It's November, which means we're all about to start getting sick. And the magazine "Prevention" has a list of the five most common myths about how to prevent and recover from a cold.
--They're all things your mom probably said were true . . . but she was wrong.
MYTH #1.) YOU'LL GET SICK IF YOU GO OUT IN THE COLD WITH WET HAIR. Researchers gave two groups of people the same cold virus, then exposed one group to cold, wet conditions while the other group stayed dry.
--You'd think it would make a difference, but it didn't. The people who stayed dry were just as likely to get sick.
MYTH #2.) FEED A COLD, STARVE A FEVER. Actually, you should drink plenty of water and keep eating either way. It doesn't matter what your symptoms are.
--When you have a head cold, your immune system needs the nutrients. And when you have a fever, your metabolism speeds up and needs more calories to keep fighting off infections.
MYTH #3.) IF YOU HAVE A COLD, YOU SHOULD AVOID DAIRY PRODUCTS. It might seem like dairy products make your body produce more mucus. But research shows that's probably just an example of the placebo effect.
--In other words, in one study, people who knew they were drinking milk reported more nasal symptoms than people who drank soy milk. But when they didn't know which kind of milk they were drinking, they only reported minimal effects for both.
MYTH #4.) YOU LOSE MOST OF YOUR BODY HEAT THROUGH YOUR HEAD. Wearing a hat DOES help you retain body heat, but not because that's where you lose most of your body heat.

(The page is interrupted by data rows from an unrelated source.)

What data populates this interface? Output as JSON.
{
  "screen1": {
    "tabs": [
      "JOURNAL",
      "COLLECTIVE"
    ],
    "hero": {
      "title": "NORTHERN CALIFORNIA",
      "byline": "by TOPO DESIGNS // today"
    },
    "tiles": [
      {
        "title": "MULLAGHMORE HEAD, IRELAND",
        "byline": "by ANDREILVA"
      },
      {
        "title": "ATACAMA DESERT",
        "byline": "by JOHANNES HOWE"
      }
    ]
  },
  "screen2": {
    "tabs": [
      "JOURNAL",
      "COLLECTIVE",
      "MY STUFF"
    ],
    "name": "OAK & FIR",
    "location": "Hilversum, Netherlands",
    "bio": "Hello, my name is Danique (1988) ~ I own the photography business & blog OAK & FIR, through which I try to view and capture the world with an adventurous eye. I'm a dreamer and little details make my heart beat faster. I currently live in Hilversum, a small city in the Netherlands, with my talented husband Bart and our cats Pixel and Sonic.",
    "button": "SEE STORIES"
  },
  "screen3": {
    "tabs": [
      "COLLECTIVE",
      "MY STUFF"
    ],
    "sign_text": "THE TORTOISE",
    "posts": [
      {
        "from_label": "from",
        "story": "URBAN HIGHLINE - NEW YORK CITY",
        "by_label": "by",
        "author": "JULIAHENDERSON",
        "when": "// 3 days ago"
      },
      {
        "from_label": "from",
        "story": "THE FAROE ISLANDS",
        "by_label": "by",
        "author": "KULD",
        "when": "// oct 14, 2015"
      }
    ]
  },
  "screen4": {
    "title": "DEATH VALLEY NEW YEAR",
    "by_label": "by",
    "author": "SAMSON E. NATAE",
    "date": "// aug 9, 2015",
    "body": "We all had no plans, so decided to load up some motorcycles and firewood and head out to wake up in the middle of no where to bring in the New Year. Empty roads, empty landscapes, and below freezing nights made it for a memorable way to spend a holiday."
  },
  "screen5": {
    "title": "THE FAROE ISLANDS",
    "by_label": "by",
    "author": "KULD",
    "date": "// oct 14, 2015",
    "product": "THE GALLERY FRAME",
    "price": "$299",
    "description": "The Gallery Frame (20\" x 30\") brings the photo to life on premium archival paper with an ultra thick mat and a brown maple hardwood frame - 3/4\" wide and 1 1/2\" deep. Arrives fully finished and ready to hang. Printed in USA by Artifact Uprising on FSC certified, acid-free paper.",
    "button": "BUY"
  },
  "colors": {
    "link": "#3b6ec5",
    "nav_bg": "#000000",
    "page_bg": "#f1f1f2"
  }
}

--You only lose about 10% of your body heat through your head, neck, and face. Which makes sense, because your head, neck, and face account for about 10% of your body's surface area.
--It just FEELS like wearing a hat is really effective because your face is five times more sensitive to temperature changes than other parts of your body.
MYTH #5.) YOU SHOULDN'T EXERCISE WHEN YOU'RE SICK. The only way to get rid of a cold is to rest. But a little exercise can actually make you feel better.
--In a study from Ball State University, volunteers with bad colds were divided into two groups. The first group only rested, and the second group rested but also exercised for 30 minutes a day, five days a week.
--In both groups, symptoms lasted for just over eight days on average. But the people who exercised felt better during the afternoons and evenings.
--Just don't overdo it. Intense workouts that last more than 90 minutes can weaken your immune system.